Fletcher believes parents should be shown the product sheet from the vaccine which lists ingredients, possible side-effects and so on, and should be offered single vaccines as well as the combined versions.
"Parents should be given accurate information so they can judge properly what their child is at risk from, and they need a full range of vaccine choices so they can select one according to their child's needs. But at the moment, it's just one size fits all."
She adds: "I'm not against vaccines - I recognise that certain diseases can be life-threatening and certain vaccines are valuable.
"But they need to be looked at on an individual basis."
Dr Richard Halvorsen also believes that certain vaccines are valuable - indeed, he offers them at his London Harley Street Babyjabs clinic.

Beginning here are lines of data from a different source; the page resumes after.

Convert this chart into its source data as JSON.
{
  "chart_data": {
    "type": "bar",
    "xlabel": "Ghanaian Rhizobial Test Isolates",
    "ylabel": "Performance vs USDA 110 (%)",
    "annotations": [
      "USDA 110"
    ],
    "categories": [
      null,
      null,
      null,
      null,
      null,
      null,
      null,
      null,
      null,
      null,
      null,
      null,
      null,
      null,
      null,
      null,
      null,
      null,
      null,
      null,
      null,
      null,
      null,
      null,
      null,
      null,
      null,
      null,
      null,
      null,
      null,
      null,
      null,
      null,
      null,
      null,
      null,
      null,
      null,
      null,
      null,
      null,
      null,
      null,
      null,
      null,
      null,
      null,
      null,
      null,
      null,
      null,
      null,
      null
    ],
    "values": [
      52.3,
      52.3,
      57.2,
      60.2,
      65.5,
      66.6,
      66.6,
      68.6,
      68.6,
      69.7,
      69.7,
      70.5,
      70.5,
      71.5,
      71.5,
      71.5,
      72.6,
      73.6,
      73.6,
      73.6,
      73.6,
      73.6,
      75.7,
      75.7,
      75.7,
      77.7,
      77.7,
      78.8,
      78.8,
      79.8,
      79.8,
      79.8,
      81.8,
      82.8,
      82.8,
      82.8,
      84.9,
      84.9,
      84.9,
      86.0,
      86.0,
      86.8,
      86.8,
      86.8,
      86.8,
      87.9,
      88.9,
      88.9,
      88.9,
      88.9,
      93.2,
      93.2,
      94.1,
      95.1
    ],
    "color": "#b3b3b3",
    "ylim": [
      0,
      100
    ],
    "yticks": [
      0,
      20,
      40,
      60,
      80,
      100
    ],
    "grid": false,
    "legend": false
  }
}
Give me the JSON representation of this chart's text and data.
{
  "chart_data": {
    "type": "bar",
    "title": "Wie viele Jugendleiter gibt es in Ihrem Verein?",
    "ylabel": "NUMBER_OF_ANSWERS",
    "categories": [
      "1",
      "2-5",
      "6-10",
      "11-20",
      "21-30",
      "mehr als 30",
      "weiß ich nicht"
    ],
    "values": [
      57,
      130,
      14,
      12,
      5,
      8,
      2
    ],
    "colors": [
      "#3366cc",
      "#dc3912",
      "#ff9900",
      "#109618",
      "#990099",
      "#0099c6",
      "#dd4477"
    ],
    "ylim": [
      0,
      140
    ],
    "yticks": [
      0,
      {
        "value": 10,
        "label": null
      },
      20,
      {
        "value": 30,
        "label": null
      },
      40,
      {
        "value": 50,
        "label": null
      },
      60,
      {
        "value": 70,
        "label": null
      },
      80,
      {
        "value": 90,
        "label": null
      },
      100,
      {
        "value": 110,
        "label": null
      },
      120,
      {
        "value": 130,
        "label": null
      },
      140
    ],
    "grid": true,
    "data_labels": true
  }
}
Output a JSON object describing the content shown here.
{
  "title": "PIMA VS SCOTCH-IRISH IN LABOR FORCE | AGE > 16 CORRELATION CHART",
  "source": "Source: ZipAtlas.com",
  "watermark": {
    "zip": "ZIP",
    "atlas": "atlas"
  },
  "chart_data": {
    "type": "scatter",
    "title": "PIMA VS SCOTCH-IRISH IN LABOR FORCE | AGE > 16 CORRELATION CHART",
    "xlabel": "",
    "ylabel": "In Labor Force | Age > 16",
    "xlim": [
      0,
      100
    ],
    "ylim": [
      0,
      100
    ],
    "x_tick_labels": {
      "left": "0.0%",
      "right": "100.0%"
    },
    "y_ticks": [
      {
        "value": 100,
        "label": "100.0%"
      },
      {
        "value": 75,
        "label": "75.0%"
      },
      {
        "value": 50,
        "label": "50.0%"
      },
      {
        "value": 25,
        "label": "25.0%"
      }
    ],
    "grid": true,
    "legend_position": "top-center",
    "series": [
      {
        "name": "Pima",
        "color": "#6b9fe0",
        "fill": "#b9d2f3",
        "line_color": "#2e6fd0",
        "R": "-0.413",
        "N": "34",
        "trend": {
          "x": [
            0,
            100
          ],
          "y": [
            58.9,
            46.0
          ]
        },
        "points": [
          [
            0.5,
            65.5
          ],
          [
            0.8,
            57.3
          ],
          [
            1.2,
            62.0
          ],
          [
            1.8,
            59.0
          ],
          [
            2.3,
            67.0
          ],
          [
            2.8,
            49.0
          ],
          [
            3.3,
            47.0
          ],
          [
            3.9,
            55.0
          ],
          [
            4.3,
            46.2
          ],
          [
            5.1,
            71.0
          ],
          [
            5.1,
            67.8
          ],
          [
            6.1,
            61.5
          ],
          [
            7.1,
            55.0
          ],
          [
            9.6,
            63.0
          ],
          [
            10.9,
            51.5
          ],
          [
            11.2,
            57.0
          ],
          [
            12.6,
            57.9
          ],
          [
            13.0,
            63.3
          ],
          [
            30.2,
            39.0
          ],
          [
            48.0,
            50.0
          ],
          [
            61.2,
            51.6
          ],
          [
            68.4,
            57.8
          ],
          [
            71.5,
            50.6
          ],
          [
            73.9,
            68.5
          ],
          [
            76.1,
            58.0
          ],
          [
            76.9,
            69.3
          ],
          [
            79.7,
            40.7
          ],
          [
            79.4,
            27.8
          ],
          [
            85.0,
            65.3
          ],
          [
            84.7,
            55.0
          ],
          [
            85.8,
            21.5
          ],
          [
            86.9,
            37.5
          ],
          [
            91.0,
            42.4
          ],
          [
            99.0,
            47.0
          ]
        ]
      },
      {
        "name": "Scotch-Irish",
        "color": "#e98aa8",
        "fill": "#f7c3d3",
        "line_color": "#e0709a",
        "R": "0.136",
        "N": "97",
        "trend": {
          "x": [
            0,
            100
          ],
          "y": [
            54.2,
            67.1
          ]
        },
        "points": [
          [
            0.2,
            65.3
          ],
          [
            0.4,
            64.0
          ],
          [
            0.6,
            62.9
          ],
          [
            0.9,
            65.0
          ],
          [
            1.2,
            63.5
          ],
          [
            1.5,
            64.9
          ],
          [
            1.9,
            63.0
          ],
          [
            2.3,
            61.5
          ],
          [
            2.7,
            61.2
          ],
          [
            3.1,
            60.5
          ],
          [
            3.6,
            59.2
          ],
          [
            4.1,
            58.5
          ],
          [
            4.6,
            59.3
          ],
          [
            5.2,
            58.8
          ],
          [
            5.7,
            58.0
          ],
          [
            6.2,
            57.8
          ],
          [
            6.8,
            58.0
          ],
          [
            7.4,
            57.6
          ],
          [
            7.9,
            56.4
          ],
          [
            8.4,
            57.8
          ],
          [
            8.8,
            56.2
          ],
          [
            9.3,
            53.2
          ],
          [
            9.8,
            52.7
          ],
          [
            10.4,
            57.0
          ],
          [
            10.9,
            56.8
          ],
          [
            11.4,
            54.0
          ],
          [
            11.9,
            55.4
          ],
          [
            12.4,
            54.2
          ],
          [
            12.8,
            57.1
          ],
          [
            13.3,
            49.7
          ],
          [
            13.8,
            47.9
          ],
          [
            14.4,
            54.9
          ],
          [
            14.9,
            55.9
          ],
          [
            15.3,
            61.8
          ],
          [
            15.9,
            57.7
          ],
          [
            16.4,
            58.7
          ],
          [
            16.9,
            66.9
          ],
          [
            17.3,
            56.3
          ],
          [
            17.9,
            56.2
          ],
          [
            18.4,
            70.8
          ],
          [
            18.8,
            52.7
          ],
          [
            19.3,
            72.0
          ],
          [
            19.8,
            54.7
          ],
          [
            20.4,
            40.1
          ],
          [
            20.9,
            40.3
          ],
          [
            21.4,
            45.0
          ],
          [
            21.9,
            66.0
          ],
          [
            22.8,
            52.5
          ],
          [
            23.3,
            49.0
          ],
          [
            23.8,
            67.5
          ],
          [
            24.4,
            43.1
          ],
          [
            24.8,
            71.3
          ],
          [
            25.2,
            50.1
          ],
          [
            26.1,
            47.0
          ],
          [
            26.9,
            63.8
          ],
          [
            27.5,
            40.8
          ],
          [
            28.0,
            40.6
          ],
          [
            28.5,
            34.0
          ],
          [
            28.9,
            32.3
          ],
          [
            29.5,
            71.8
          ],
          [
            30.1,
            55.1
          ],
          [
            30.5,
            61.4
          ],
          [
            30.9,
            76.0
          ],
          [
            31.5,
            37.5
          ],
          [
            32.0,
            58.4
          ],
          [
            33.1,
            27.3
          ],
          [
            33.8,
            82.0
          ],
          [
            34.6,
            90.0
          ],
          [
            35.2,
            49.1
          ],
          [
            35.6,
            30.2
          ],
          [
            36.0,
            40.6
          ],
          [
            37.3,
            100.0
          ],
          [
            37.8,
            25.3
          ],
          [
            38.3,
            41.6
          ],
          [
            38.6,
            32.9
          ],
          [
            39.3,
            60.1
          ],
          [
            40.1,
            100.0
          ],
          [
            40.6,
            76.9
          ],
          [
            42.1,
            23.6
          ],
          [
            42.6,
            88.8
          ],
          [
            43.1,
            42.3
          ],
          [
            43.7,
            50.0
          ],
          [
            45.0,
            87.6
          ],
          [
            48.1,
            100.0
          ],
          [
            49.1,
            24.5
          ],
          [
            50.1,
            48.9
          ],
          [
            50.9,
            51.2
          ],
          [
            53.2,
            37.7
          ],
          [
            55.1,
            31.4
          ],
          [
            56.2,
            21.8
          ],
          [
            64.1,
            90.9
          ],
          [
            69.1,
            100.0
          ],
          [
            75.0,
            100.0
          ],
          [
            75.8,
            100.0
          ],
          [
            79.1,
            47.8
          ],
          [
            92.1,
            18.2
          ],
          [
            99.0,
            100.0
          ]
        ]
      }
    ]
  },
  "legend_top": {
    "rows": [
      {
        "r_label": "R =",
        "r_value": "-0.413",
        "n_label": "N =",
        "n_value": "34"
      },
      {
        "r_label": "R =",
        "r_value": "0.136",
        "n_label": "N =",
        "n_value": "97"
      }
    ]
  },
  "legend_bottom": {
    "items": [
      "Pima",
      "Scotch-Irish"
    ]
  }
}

"I'm pro appropriate vaccinations," he says, "but I'm not in favour of one or two of them and there are quite a few in which I think the benefit-risk ratio is probably fairly evenly balanced."
Halvorsen, author of the book The Truth About Vaccines, supports mass vaccination against diphtheria, tetanus, polio and measles.
But he believes the mumps and rubella elements of the MMR vaccine are not necessarily needed for the infants they're given to, and may be more appropriate given as single vaccines later in childhood, for example a rubella vaccine given to girls of childbearing age - as the illness can damage a foetus.
However, the Health Protection Agency (HPA) warns that fears about susceptibility shouldn't make parents complacent about vaccinations, even for what they may consider to be minor' ailments such as measles.
"If parents consider them to be mild infections it may be because they haven't witnessed the epidemics they can cause, the ease at which infections can spread between children and the seriousness of some of these infections," says HPA spokesperson Kate Swan.
"Measles is an infection that can kill. Before measles vaccination was introduced there were hundreds of thousands of cases of measles and, in some years, over a thousand deaths."
She adds: "By vaccinating your child you're helping to protect them against a potentially life-threatening infection. But you're also helping to achieve a good level of protection across the community. So by immunising your child you're effectively also protecting others."